Cain was asked about polls showing that Republicans view the GOP field as weak, and dismissed them as indicating that voters have not yet gotten to know the contenders. “This really is a good field of candidates, in my opinion,” he said.

Santorum was asked about Romney’s shift from pro-abortion rights to anti-abortion. He instead chose to stress his own staunch opposition to legal abortion, and said the candidates’ authenticity on the issue is “a factor that should be determined.”

Romney said: “I am firmly pro-life.”

Missing from the stage was at least one likely contender, former Utah governor Jon Huntsman Jr., who spent the weekend in the state doing what was by all appearances campaigning. But he declined to participate, noting that he has only recently returned from his post as Obama’s ambassador to China and is still mulling over whether to run.

The field could continue to reshape itself. One of those considering a run is Texas Gov. Rick Perry, whose top strategists were among those who left the Gingrich campaign last week.
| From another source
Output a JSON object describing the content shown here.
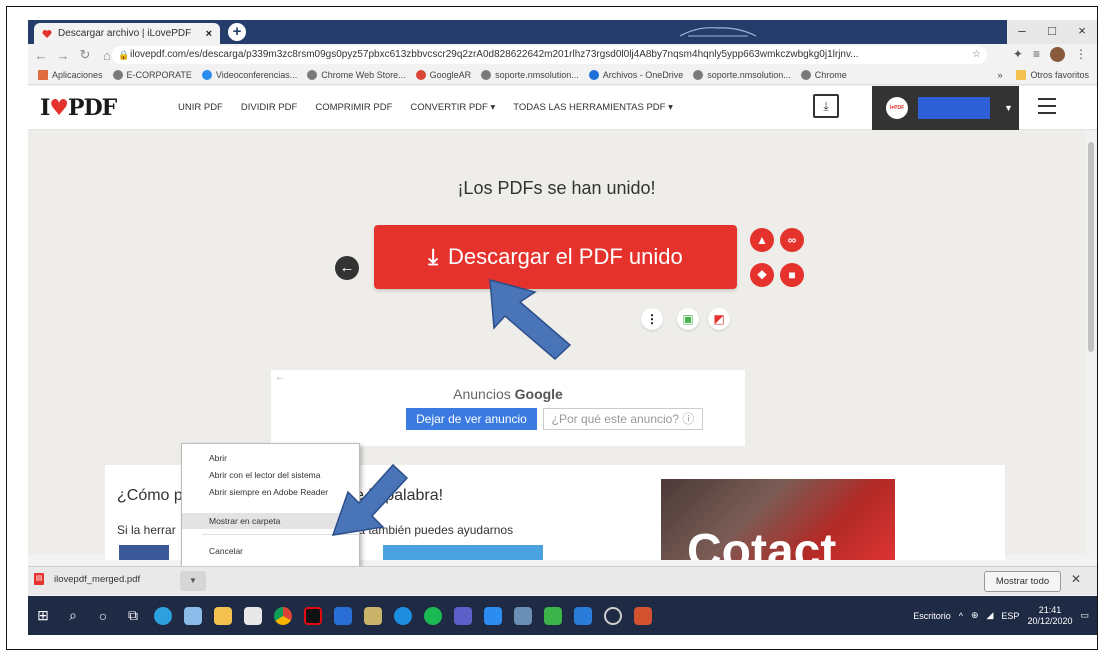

Former Alaska governor Sarah Palin also has not yet announced her plans. Pawlenty, who was passed up to be McCain’s running mate in favor of Palin, was asked whether she had been a superior choice to Obama’s pick of Vice President Biden.

He described Palin as “a remarkable leader . . . qualified to be president . . . and equally or more qualified than Joe Biden.”

Karen Tumulty is a national political correspondent for The Washington Post, where she received the 2013 Toner Prize for Excellence in Political Reporting.